= The Mad Magazine Card Game =

1979 card game

The Mad Magazine Card Game is a shedding-type card game produced by Parker Brothers in 1979. The game's cards all picture Alfred E. Neuman. It is similar in nature to crazy eights and Uno, where the player's goal is to lose all of their cards.

== Rules and Gameplay ==
The Mad Magazine Card Game is a game for two to six players. The game begins with the dealer shuffling the deck, dealing cards to each player, and creating the draw pile. A card is taken from the deck and put in the discard pile to begin the game, and play begins in a counterclockwise direction from the dealer. A player can play their card into the discard pile if it has the same number, color, picture, or message as the face-up card. Wild cards can be played on any card. If a player can not, or chooses not to play they take the first card off the deck and add it to their hand. If they can play the card they drew, they may do so. The winner is the first person to lose all of their cards.

== Cards ==
The game has 76 cards, both numbered and special. There are four suits, each with a color- green, yellow, red, and blue. They picture Alfred E. Nueman wearing a leisure suit, space suit, union suit, and suit of armor, respectively.
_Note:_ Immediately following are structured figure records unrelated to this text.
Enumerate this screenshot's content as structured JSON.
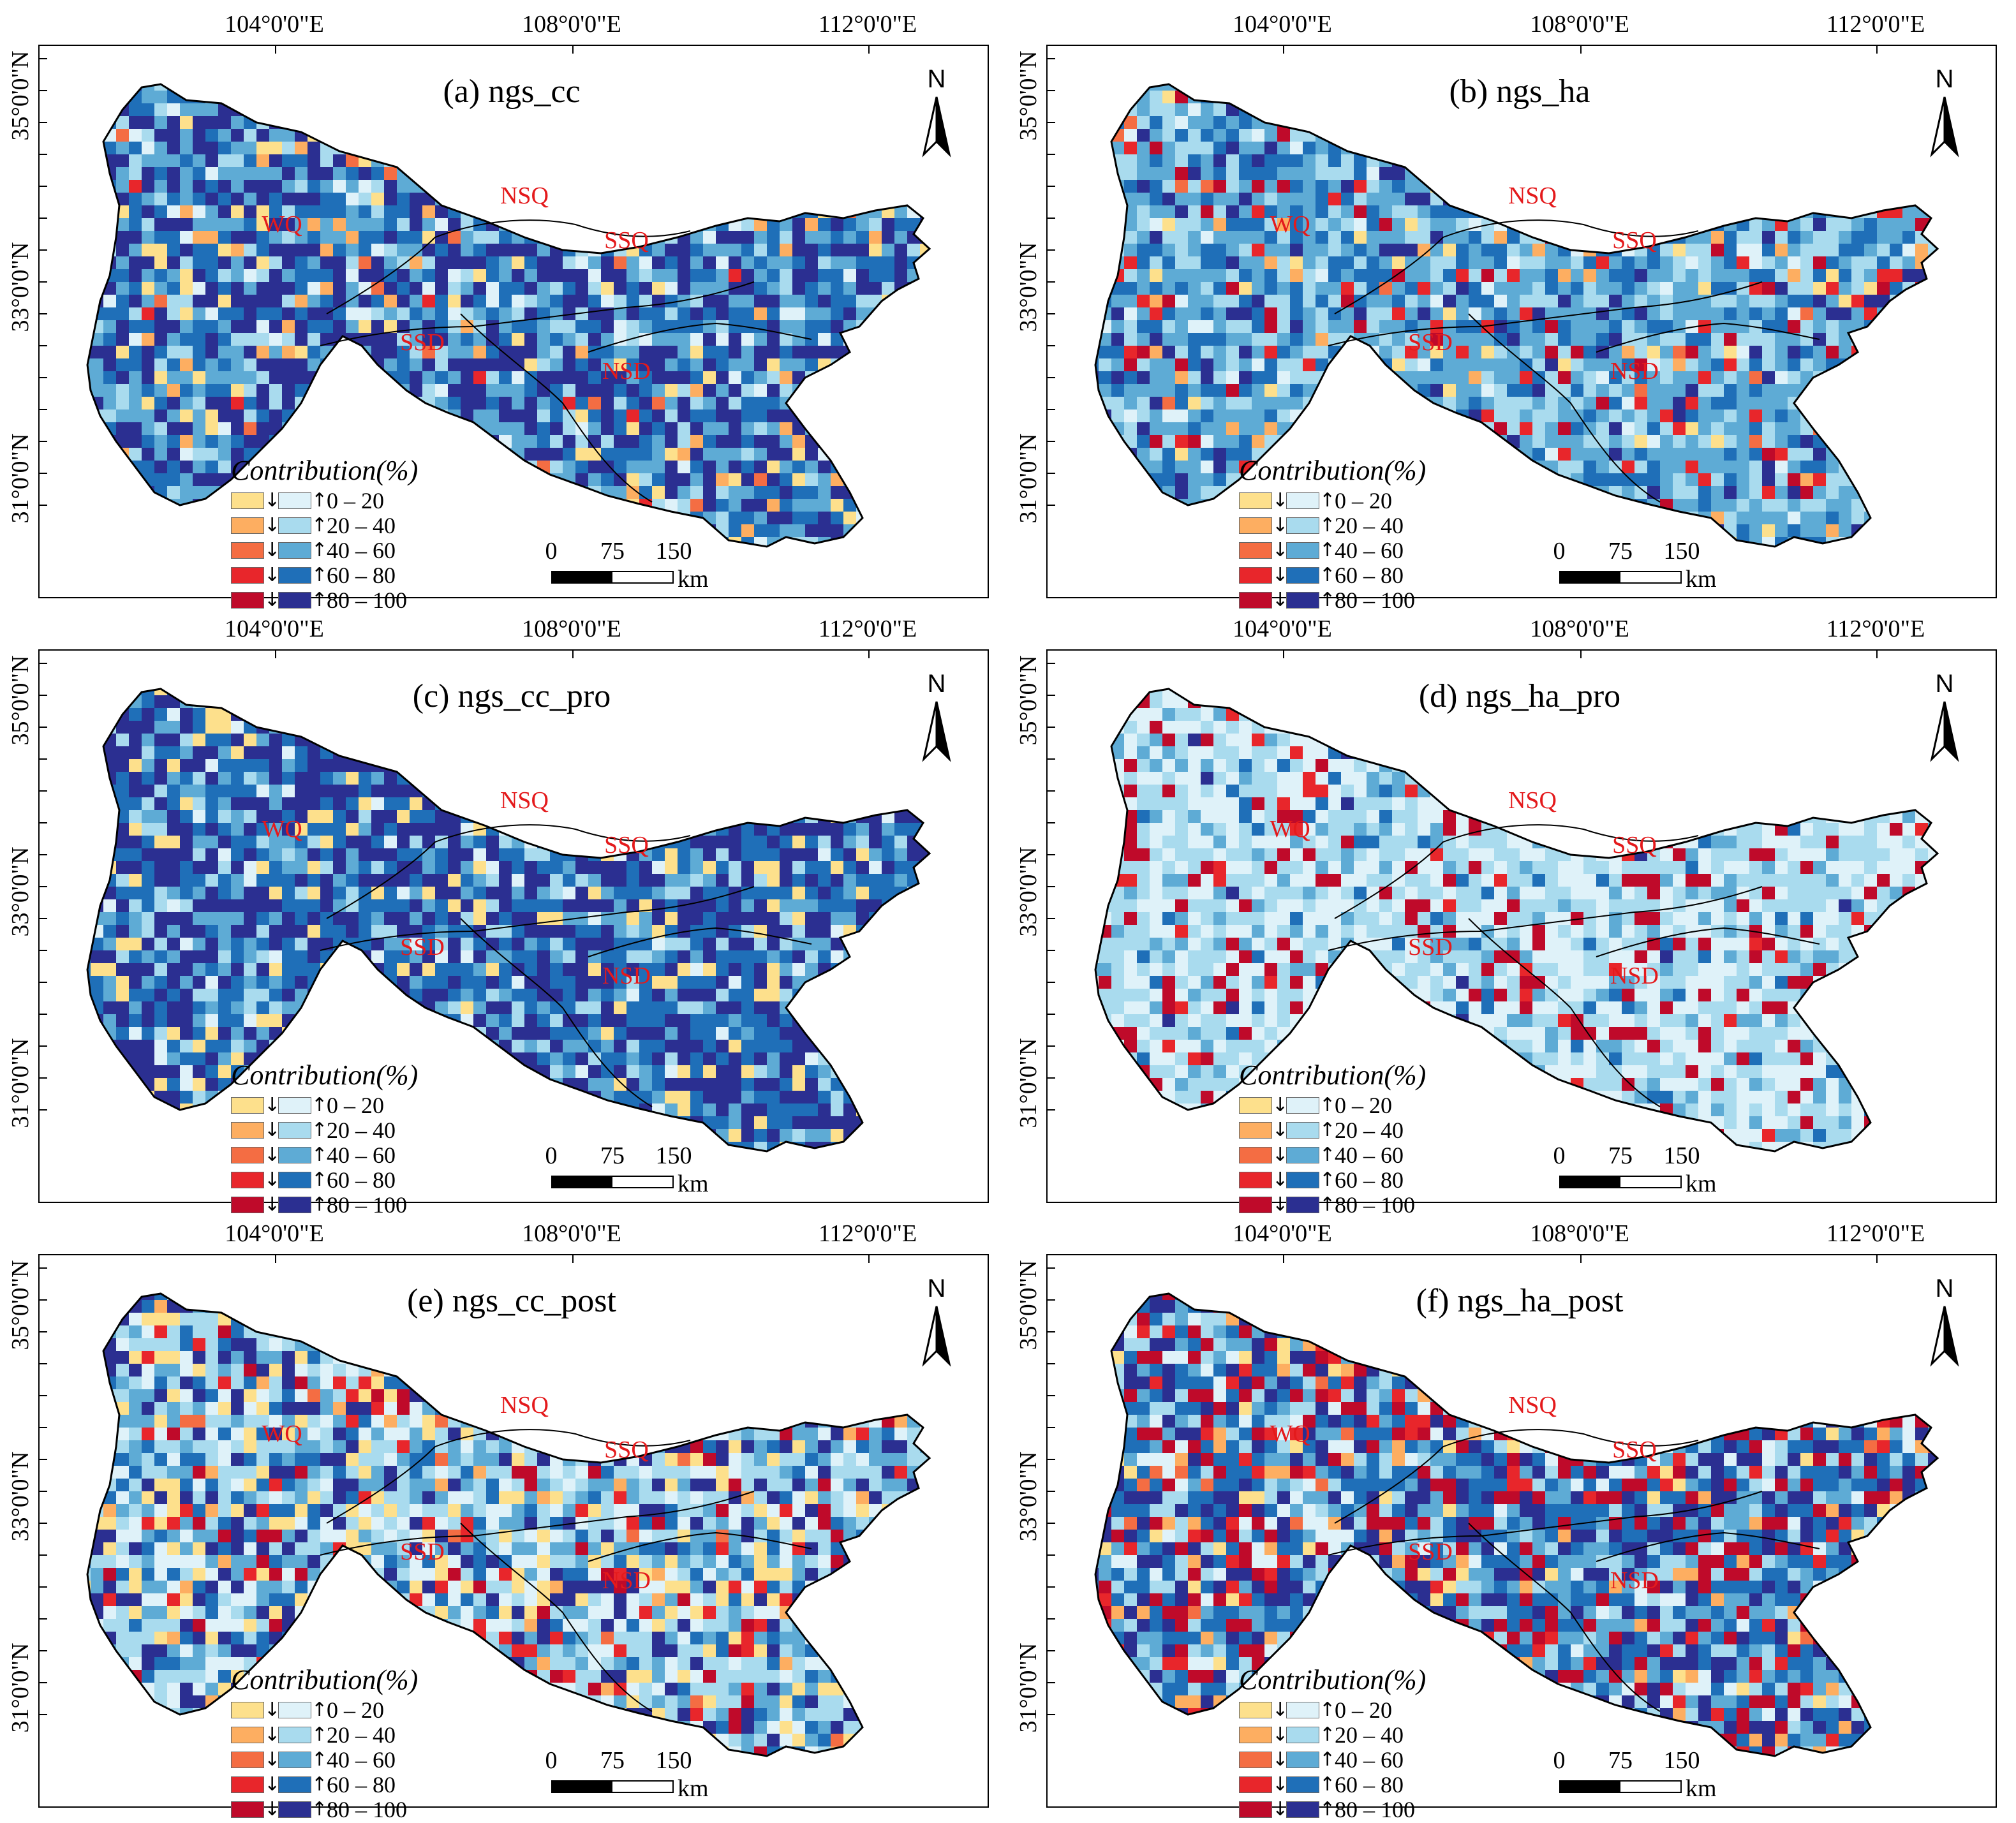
{
  "lon_labels": [
    "104°0'0\"E",
    "108°0'0\"E",
    "112°0'0\"E"
  ],
  "lat_labels": [
    "35°0'0\"N",
    "33°0'0\"N",
    "31°0'0\"N"
  ],
  "regions": [
    "WQ",
    "NSQ",
    "SSQ",
    "SSD",
    "NSD"
  ],
  "legend": {
    "title": "Contribution(%)",
    "classes": [
      "0 – 20",
      "20 – 40",
      "40 – 60",
      "60 – 80",
      "80 – 100"
    ],
    "decrease_colors": [
      "#fde08c",
      "#fdae61",
      "#f46d43",
      "#e8262b",
      "#bf0a2a"
    ],
    "increase_colors": [
      "#dff2f9",
      "#a9dbee",
      "#5eabd5",
      "#1f6fb8",
      "#2b2f91"
    ],
    "decrease_arrow": "↓",
    "increase_arrow": "↑"
  },
  "scale": {
    "ticks": [
      "0",
      "75",
      "150"
    ],
    "unit": "km"
  },
  "north_label": "N",
  "panels": [
    {
      "title": "(a) ngs_cc",
      "weights": [
        4,
        2,
        1,
        1,
        0,
        4,
        13,
        23,
        22,
        30
      ]
    },
    {
      "title": "(b) ngs_ha",
      "weights": [
        3,
        2,
        1,
        4,
        3,
        4,
        24,
        35,
        18,
        6
      ]
    },
    {
      "title": "(c) ngs_cc_pro",
      "weights": [
        8,
        0,
        0,
        0,
        0,
        4,
        10,
        14,
        30,
        34
      ]
    },
    {
      "title": "(d) ngs_ha_pro",
      "weights": [
        0,
        0,
        0,
        2,
        10,
        35,
        33,
        14,
        5,
        1
      ]
    },
    {
      "title": "(e) ngs_cc_post",
      "weights": [
        10,
        2,
        1,
        5,
        3,
        16,
        23,
        16,
        10,
        14
      ]
    },
    {
      "title": "(f) ngs_ha_post",
      "weights": [
        3,
        3,
        1,
        5,
        12,
        8,
        12,
        13,
        22,
        21
      ]
    }
  ]
}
Each suit has two sets of cards numbered 1-6. The other cards included are:

Which Way? cards- The player gets to choose the direction of play, remaining the same or going the opposite direction. There are two of each color.

Draw 1 You Varmints cards- Forces the player's opponents to draw one card, in turn. There is one of each color.
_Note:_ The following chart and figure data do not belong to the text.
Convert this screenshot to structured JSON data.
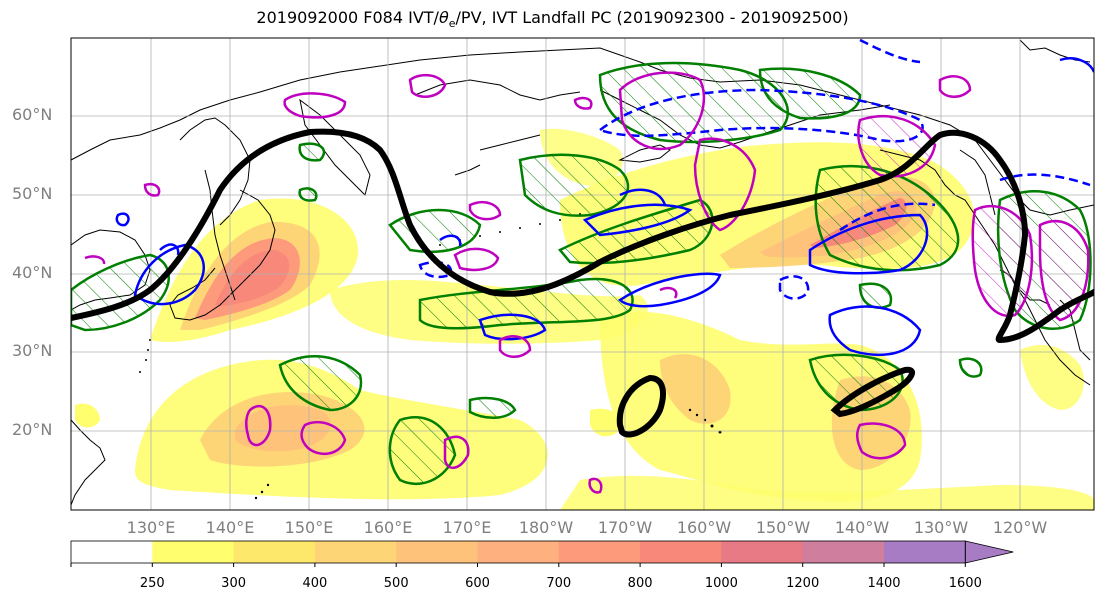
{
  "title": "2019092000 F084 IVT/θe/PV, IVT Landfall PC (2019092300 - 2019092500)",
  "title_parts": {
    "prefix": "2019092000 F084 IVT/",
    "theta": "θ",
    "sub": "e",
    "suffix": "/PV, IVT Landfall PC (2019092300 - 2019092500)"
  },
  "map": {
    "lat_labels": [
      "60°N",
      "50°N",
      "40°N",
      "30°N",
      "20°N"
    ],
    "lon_labels": [
      "130°E",
      "140°E",
      "150°E",
      "160°E",
      "170°E",
      "180°W",
      "170°W",
      "160°W",
      "150°W",
      "140°W",
      "130°W",
      "120°W"
    ]
  },
  "colorbar": {
    "ticks": [
      "250",
      "300",
      "400",
      "500",
      "600",
      "700",
      "800",
      "1000",
      "1200",
      "1400",
      "1600"
    ],
    "colors": [
      "#ffffff",
      "#fefe6e",
      "#fee86c",
      "#fed576",
      "#fec27b",
      "#feb07e",
      "#fe9a7c",
      "#f8887a",
      "#e87a86",
      "#cf7e9e",
      "#a87cc4"
    ]
  },
  "colors": {
    "contour_black": "#000000",
    "contour_green": "#007f00",
    "contour_blue": "#0000ff",
    "contour_magenta": "#bf00bf"
  }
}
Give Someone Two (from your hand) cards- The player gives an opponent two cards from their hand. There is one of each color.

Wild! cards- The player can play this no matter the card showing, and they may choose the color that the next player must play. There are four wilds. There are also Wild! cards with additional instructions, which the player can choose to follow or ignore, and simply use as a wild card. Wild cards with instructions (known as and/or wilds) are:

- Wild And Wooly! cards- The player chooses an opponent to draw three cards.
- Exchange Your Hand With Anyone Cards- The player can switch hands with an opponent.
- What Me Worry? You Worry! cards- Besides the wild functionality, this card has two uses. This is the only card that can be played when it is not the player's turn. It can be used to nullify an opponent's Exchange your hand with anyone card. If the player is targeted, they can play this card, choose the color, and not have to exchange their hand. It also can be used to reverse the effect of any other special card. For instance, if the player is targeted with a Give someone two cards, they can play this card and give two cards from their own hand to that opponent.
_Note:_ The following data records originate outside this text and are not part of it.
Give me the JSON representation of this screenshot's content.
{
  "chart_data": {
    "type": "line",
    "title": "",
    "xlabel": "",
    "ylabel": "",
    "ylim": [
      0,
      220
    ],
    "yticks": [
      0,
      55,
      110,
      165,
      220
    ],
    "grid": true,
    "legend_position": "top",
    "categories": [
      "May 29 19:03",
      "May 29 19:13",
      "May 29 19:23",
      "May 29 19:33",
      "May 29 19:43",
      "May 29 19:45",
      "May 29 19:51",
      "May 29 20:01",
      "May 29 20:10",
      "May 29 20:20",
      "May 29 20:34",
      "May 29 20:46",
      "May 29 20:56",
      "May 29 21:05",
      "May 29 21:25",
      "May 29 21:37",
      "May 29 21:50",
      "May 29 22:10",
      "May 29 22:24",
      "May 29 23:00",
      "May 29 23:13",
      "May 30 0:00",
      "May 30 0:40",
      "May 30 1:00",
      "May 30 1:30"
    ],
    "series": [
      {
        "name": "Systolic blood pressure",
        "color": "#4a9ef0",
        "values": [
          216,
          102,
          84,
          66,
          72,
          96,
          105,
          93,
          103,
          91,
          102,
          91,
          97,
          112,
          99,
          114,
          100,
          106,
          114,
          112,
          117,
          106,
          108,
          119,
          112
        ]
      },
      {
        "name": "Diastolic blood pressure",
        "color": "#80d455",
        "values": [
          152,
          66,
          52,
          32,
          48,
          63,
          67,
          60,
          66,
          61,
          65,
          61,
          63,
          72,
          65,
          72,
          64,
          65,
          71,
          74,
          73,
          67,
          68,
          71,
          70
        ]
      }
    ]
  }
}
Joker- The game has one joker, which can be used as a wild card. However, if the player has 1-3 cards remaining in their hand, they can end the game. Everyone adds up the "points" in their hand, and the person with the fewest points wins in this scenario. Points are calculated by the face value of cards, or 5 if they are wild.

The game also contains four blank cards, which the user is instructed to remove from the game immediately, and instead use as floor tiles or coasters.

== Release ==
The game was first advertised in a Mad Magazine in the December 1980 issue, along with The Mad Magazine Board Game. The advertisement tells readers "If your losing streak is becoming a way of life, you're in luck!" Parker Brothers published The Mad Magazine Card Game in 1980 as a companion game to The Mad Magazine Game board game, and featured art by Jack Davis. The publication of the card game was attributed to the success of the board game.

== Reception ==
The game has a rating of 5.8 out of 10 based on 399 ratings on BoardGameGeek.